Saturday, May 22, 2021

The Nikon F4 - Still An Amazing SLR

Nikon F4 with a lovely 50mm f/1.4 manual lens

I recently came into possession of a Nikon F4 that is in excellent condition.  I really hadn't thought about all the features that it has, since the last time I shot with one was well over 15 years ago.  The local Ann Arbor camera store, Big Georges (which stopped selling photographic stuff in 2008) had a used one for sale that I purchased to do some freelance work.  It ended up having a problem that reinforced my "always have a backup" plan. I was shooting an event and realized that the film was being advanced through to the end of the roll while never firing an exposure!  Luckily, my backup was the consumer-level Nikon N60, and I was able to get all the shots that I needed.  But, for a few moments, I was in a panic. I ended up selling that F4 with its problems noted, and never bought another one.  So, a few months ago, one sort of landed in my lap, and I started shooting with it.  Comparing it to an F2 or F3 is a little unfair, as the technology in the F4 is far more advanced than its predecessors. It's certainly a lot heavier and beefier. But, with its grip on the right side, it feels right in the hands.  The large, bright 100% viewfinder is truly great, and having the hot shoe on the prism like most cameras, is a far better solution than the F, F2, and F3 location.  

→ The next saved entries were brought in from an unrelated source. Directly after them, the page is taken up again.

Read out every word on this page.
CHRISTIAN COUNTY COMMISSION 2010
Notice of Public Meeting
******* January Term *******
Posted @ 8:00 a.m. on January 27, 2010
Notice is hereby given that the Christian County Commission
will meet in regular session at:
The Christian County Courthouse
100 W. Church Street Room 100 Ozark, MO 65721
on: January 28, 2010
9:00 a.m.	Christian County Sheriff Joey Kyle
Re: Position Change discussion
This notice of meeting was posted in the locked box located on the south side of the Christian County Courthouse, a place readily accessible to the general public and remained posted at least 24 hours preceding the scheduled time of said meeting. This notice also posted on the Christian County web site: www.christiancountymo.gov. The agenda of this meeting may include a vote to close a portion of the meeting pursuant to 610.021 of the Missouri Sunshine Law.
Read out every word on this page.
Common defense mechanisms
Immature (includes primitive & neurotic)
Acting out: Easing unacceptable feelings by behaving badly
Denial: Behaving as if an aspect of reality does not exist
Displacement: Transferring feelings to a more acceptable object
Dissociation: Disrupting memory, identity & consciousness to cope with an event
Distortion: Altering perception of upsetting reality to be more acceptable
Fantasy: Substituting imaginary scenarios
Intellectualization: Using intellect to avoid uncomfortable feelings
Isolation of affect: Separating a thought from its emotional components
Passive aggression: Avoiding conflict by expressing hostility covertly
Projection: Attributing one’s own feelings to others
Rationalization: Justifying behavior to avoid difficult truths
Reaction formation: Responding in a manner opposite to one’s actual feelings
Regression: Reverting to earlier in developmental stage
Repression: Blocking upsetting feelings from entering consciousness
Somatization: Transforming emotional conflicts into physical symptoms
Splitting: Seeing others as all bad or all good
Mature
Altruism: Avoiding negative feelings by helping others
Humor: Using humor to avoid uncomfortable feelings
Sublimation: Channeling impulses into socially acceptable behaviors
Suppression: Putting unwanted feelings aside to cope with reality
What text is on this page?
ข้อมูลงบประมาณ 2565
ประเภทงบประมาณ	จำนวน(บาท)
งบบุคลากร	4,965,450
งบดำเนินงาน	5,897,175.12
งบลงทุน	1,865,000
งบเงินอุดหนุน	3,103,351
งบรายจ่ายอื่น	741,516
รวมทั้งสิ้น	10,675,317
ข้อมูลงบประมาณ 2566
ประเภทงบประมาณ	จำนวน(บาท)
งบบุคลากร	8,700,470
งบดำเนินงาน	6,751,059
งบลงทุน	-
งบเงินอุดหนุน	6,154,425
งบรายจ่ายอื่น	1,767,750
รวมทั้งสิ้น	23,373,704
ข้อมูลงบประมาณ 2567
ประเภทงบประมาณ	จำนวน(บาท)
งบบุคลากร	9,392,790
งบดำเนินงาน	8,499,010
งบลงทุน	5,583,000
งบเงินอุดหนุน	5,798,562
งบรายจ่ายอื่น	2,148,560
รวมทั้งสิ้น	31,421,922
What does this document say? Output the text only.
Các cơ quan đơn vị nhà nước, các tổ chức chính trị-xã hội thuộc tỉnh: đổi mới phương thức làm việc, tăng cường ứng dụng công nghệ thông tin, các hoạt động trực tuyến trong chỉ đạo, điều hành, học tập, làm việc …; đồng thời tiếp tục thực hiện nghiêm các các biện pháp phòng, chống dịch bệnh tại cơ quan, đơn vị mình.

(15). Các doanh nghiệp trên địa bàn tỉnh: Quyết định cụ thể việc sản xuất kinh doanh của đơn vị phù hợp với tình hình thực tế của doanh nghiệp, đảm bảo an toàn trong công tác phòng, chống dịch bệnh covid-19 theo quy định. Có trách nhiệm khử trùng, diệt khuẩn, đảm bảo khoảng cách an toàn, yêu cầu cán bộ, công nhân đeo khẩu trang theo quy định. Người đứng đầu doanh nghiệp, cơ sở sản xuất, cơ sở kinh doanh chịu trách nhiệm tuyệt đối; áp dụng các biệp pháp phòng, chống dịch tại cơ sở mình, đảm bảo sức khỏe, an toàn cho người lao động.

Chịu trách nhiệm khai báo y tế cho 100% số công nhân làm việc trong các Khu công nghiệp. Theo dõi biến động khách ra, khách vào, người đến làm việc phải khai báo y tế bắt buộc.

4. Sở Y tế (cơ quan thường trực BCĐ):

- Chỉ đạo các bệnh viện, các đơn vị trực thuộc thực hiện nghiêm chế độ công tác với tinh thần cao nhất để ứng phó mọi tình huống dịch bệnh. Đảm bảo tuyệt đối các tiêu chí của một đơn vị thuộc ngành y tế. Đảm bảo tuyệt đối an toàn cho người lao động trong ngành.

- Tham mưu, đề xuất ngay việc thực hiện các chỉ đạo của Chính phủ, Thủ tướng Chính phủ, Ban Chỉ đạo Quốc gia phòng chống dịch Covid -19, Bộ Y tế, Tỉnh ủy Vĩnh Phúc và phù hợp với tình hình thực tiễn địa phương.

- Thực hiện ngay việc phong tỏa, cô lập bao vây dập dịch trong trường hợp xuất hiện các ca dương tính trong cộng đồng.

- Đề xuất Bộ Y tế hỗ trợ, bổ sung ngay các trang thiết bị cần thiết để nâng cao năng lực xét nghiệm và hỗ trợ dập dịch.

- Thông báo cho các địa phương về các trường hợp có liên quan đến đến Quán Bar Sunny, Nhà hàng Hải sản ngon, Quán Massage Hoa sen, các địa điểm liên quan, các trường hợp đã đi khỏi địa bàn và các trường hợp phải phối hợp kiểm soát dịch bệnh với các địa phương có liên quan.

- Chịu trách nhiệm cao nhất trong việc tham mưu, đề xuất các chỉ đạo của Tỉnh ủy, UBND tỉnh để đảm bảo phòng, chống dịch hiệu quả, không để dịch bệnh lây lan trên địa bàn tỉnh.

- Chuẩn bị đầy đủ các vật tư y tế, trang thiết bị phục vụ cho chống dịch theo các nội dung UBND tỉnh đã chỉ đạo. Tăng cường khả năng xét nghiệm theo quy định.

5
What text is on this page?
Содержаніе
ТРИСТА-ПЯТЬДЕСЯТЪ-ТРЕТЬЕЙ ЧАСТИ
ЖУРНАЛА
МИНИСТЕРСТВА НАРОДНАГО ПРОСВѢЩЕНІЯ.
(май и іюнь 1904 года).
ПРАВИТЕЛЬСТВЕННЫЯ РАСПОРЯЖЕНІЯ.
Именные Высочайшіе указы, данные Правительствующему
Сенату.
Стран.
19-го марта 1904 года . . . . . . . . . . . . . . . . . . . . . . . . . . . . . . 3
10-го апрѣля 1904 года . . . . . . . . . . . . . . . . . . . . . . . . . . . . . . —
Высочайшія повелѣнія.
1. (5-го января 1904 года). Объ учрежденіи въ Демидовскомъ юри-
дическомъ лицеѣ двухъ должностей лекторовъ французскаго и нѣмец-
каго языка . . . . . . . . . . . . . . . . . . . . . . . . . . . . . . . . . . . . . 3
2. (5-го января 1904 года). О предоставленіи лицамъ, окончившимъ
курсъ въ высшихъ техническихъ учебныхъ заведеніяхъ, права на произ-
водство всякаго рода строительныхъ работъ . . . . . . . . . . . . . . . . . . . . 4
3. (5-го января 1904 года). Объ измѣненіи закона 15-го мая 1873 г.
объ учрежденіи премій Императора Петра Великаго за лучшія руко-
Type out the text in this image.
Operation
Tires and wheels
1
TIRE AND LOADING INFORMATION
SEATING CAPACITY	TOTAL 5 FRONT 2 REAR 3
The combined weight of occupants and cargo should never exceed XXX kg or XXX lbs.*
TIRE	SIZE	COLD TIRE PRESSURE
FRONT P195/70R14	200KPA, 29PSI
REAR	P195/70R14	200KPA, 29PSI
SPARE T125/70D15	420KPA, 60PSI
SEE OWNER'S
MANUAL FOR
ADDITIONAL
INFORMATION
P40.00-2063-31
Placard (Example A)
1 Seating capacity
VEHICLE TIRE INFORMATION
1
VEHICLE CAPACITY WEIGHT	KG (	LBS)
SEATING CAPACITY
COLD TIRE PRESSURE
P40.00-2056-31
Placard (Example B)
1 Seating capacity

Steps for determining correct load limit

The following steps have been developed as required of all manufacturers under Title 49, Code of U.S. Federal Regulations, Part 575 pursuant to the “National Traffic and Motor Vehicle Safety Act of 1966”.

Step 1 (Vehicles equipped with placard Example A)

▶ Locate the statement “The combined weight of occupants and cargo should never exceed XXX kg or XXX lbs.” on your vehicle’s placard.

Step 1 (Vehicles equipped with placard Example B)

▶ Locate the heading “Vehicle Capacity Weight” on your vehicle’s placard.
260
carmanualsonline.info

The Nikon F4 was produced from 1988-1997.  It was an innovative breakthrough for Nikon, parting ways with the older manual-focus F cameras, yet retaining use of any lens, including non-AI. It works with all modern Nikon AF lenses, including G lenses (but not in A and M modes).  If you prefer knobs and buttons over LCD menus, this is the camera for you.  In fact, every feature on the F4 is readily identifiable and does not have to dealt with via a menu. Shutter speeds are from 30 sec to 1/8000 sec, plus B and T, and ISO settings from 6 to 6400. The information in the viewfinder is easily seen, and of course, you can manually set the lens aperture in A and M modes.  It's a perfect SLR to use with manual lenses, as you see focus confirmation in the viewfinder. In fact, while I often use the F4 with AF lenses, I love using it with a manual AI-modified 50mm f/1.4 Nikkor-S lens from the late 1960s. 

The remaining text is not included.